Por Evelyn Ludovina
Um estudo realizado por pesquisadores da Universidade Federal do Rio de Janeiro, do Observatório de Clima e Saúde da Fiocruz e da Universidade de Lisboa aponta que o aumento da mortalidade associada ao calor extremo é maior entre pessoas pretas e pardas do que entre pessoas brancas no Brasil. A pesquisa intitulada Twenty-first-century demographic and social inequalities of heat-related deaths in Brazilian urban areas (Desigualdades demográficas e sociais das mortes relacionadas ao calor em áreas urbanas brasileiras no século 21, em tradução livre) analisou dados entre 2000 e 2018 e identificou que esse padrão se manteve nas 14 regiões metropolitanas estudadas, que concentram cerca de 35% da população brasileira.

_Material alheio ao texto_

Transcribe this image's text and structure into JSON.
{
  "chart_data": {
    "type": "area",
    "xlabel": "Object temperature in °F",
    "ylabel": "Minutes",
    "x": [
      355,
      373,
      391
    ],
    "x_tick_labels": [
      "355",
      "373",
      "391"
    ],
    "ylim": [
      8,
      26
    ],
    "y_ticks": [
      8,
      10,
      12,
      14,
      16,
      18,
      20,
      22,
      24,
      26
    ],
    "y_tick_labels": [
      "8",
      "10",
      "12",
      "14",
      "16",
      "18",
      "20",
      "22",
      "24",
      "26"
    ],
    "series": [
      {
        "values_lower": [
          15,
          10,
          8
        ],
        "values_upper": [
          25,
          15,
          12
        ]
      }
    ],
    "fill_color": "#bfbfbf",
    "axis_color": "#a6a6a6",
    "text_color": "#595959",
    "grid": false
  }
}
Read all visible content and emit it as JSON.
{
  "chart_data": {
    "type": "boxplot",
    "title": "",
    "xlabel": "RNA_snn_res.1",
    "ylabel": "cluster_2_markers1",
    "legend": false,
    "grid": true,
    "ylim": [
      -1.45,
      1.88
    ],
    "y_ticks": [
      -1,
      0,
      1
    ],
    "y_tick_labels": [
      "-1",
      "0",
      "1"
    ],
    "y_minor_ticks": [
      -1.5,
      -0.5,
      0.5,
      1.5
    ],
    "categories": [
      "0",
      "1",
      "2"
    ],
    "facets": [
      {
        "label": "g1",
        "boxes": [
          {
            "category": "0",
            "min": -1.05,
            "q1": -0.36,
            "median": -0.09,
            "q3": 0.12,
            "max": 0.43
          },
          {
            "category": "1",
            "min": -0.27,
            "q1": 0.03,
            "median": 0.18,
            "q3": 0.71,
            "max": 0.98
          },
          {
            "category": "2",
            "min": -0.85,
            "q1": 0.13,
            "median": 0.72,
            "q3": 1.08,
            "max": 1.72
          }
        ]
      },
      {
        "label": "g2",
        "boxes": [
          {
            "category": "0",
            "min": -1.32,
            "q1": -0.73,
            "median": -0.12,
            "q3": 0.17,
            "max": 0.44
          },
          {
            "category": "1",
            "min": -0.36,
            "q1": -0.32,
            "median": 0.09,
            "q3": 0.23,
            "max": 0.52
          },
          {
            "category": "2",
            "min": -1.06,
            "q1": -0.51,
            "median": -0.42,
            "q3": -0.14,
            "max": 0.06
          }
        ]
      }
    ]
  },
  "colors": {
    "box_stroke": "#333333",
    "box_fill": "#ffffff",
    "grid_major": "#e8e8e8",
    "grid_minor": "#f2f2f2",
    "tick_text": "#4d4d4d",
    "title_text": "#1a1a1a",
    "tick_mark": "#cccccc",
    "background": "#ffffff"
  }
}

Nas regiões metropolitanas de Belém, Recife, Brasília e São Paulo, o índice de mortalidade entre pessoas pretas e pardas com 65 anos ou mais variou entre 1,33 e 2,30, sendo estatisticamente superior ao registrado entre pessoas brancas, que variou entre 1,16 e 1,44. O fenômeno é apontado por especialistas como uma expressão do racismo ambiental, evidenciando como desigualdades históricas tornam determinadas populações mais vulneráveis aos impactos climáticos.
Para Suane Barreirinhas, ativista belenense que articula cultura e política como ferramentas de resistência e defesa do direito à existência de moradores de áreas periféricas e ribeirinhas, a crise climática revela desigualdades estruturais que já atingem essas populações há décadas. Sua atuação parte da escuta das comunidades, do fortalecimento de quem já está na linha de frente e da denúncia das contradições presentes nos territórios.
v“Quando você vê comunidades sendo ameaçadas por remoções ou sendo atravessadas por projetos que não as incluem, fica claro que a crise climática também é uma crise de direitos — e que ela atinge de forma muito específica corpos e territórios negros”, afirma.

Segundo a ativista, o direito à moradia muitas vezes é transformado em mercadoria quando o debate ambiental prioriza grandes soluções e ignora os conflitos locais. No Pará, por exemplo, grandes obras são frequentemente justificadas em nome do desenvolvimento, enquanto comunidades são removidas, desestruturadas ou silenciadas.
A instalação de equipamentos urbanos, como estações de esgoto, quando feita sem diálogo com a população, também evidencia esse problema. “Lugares como a Vila da Barca passam a ser vistos como áreas de interesse econômico, e não como espaços de vida. Isso invisibiliza completamente as pessoas que estão ali há anos, construindo história. Esse debate precisa mudar, porque não existe justiça ambiental sem enfrentar o racismo e a lógica de exclusão que organiza as cidades e os investimentos”, destaca.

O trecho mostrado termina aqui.